DOS 741 - Week 1 Discussion
Initial Post: Ethics, Emotions, and Guinea Pigs
The common concern about research study participants being treated as guinea pigs has roots in both ethical and emotional factors. The ethical side of medical research on patients has a long and frequently troublesome history dating back in all likelihood to the beginning of medical history, though the last century of medical care and medical experimentation has spawned the majority of principles and practices that now guide the ethical administration of medical research.1 Unfortunately, many of these formal ethical guidelines had to be developed in response to research gone astray ranging from criminal abuses of trust as in the Tuskegee syphilis experiments that started in the 1930s and continued for decades, to the outright crimes against humanity by Nazi medical researchers during World War II. Some of these sets of guidelines governing protection of human subjects include the Nuremberg Code, the Declaration of Helsinki, and many others. Several governing bodies and investigative panels have also been organized to guide and oversee the ethical conduct of research on human subjects, such as the National Commission for the Protection of Human Subjects of Biomedical & Behavioral Research.
All of these new developments help to address the actual practice of using humans as guinea pigs for research, but emotional factors still exist that may make patients feel as though they are being treated like guinea pigs. Butler relates her experiences and observations from the patient point of view, and suggests that the act of performing a randomized trial can make patients feel as though their specific disease is not important enough to researchers to warrant more than what they see as a roll of the dice.2 This can be discouraging to patients who are randomized into the control group because they may feel as though they are being denied access to the best possible care for completely arbitrary reasons of luck. They may even drop out of a clinical trial if they are not selected for a new treatment because they had pinned their hopes on what they saw as their best hope for getting better. These emotional factors need to be managed just as carefully as the ethical factors, so that patients understand that no matter what treatment they get, it will be high quality treatment. This can not take the form of emotional manipulation or bending the truth to make people feel better.
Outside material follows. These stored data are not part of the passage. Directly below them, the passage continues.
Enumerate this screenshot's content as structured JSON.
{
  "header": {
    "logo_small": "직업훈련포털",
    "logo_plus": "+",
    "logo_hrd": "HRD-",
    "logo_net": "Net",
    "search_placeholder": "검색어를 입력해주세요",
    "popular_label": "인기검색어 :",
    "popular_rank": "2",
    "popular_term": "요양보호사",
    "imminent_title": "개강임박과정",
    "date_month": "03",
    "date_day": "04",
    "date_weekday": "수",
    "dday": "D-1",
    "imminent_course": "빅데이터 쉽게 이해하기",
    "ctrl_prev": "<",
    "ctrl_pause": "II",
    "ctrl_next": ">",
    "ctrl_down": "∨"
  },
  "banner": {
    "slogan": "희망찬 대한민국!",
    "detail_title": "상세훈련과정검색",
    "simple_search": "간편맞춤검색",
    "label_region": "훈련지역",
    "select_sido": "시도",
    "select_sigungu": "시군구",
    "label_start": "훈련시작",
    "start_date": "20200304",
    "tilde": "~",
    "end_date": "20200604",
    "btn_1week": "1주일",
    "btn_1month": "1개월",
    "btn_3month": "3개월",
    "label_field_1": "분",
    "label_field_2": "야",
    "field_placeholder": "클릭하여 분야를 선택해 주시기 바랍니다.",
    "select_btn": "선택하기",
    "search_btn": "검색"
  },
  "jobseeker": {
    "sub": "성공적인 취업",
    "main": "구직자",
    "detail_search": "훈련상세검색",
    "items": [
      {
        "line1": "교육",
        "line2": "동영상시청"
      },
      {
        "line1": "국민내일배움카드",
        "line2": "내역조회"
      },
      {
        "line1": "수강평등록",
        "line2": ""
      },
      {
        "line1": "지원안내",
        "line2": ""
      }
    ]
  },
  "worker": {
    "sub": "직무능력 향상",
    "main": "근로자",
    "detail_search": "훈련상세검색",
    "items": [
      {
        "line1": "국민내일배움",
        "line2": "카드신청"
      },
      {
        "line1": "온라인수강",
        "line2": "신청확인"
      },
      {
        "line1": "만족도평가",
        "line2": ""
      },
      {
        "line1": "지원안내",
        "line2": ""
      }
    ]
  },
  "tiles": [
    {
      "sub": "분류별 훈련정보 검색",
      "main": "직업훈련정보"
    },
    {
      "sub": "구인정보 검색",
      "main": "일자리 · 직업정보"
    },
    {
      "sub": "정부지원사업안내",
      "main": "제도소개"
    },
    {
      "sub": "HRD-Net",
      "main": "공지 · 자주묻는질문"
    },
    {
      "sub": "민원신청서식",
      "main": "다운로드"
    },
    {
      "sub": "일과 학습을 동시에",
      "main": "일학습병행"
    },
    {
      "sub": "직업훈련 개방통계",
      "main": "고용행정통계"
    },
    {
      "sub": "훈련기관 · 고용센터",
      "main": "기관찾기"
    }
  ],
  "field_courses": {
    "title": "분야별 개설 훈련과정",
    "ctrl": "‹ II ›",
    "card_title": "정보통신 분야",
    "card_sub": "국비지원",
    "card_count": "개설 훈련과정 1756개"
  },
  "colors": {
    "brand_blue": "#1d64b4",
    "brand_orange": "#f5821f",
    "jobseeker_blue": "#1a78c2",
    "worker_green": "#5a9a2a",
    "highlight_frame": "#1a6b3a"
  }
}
It must be rooted in complete understanding of the research process and honest communication about the benefits and risks of every treatment option.
This combination of following ethical guidelines for study design and executing treatment with respect for patients emotional (not just physical) health can prevent both the reality and perception of research subjects being used as guinea pigs.
- Lenards N. Protocols & Studies in Radiation Oncology: History, Ethics and Consent. [PowerPoint]. La Crosse, WI: UW-L Medical Dosimetry Program; 2010.
- Butler, SL. Clinical research: a patient perspective. In: Principles and Practice of Clinical Research. 2nd ed. Burlington, MA: Elsevier; 2007: 145-146.